Abstract 4208
Background
PTC596 is a novel, oral investigational drug that reduces the levels of BMI1, a protein that is required for CSC survival. PTC596 reduced the number of CSCs in preclinical models and reduced growth of tumor xenografts in mouse models. The primary objectives of this first in human trial are to determine the safety, dose-limiting toxicities (DLTs), maximum tolerated dose (MTD), and pharmacokinetics (PK). Secondary objectives will include an initial assessment of biological efficacy and pharmacodynamic changes and to evaluate anti-tumor activity.
Methods
A phase I multi-center study comprising 2 stages is being conducted in patients with advanced solid tumors. PTC596 is administered in 4 week cycles using body-weight-adjusted twice-per-week (biw) oral capsule dosing. Stage 1 is an escalation using a modified 3 + 3 design. Anti-tumor activity is assessed by RECIST 1.1. Expansion cohorts are being enrolled to obtain pre- and post-treatment tumor biopsies for markers of target engagement. In stage 2, up to 40 patients with a limited number of tumor types will be enrolled at the MTD. Patients who appear to be deriving benefit may stay on PTC596.
Results
To date, 19 patients have been enrolled at doses of 0.65, 1.3, 2.6, 5.2, and 10 mg/kg. No DLTs or drug related grade 2 toxicities were observed in the first 4 cohorts. Grade 1 Nausea and vomiting were seen at these lower doses. Though a protocol defined MTD was not obtained, the dose of 10 mg/kg was deemed intolerable due to Grade 4 neutropenia and thrombocytopenia (n = 1 patient) and intolerable Grade 2 nausea, vomiting, and diarrhea. An intermediate dose of 7 mg/kg is currently being evaluated. Plasma concentrations of PTC596 increased in a dose-proportional manner. Though no objective responses have been observed to date, plasma concentrations at doses ≥2.6 mg/kg biw exceed those demonstrated to be efficacious in mouse xenograft models.
Conclusions
PTC596, a first-in-class oral small molecule that lowers the levels of BMI1, is generally well tolerated as a monotherapy at doses that achieve preclinical target plasma concentrations. Doses
Clinical trial identification
ClinicalTrials.gov, Identifier NCT02404480.
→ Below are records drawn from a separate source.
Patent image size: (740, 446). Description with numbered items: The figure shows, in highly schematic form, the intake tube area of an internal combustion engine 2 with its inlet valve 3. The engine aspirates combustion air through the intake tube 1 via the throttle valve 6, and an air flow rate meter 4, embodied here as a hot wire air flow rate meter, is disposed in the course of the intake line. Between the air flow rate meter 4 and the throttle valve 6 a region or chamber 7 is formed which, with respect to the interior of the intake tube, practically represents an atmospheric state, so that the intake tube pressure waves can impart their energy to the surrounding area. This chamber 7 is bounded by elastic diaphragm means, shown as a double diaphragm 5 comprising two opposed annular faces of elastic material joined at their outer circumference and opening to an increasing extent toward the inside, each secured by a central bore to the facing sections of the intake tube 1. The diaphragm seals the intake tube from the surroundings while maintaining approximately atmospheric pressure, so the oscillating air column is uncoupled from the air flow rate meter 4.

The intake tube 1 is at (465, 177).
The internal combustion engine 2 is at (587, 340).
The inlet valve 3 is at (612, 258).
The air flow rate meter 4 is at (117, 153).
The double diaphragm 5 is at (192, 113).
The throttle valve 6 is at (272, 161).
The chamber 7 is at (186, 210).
Legal entity responsible for the study
Dana Farber Cancer Institute, Sarah Cannon, & Research Institute Princess Margaret Cancer Centre
Funding
PTC Therapeutics
Disclosure
O. Laskin, M. Weetall, J. Baird, R. Spiegel: Financially compensated as an employee of PTC Therapeutics. All other authors have declared no conflicts of interest.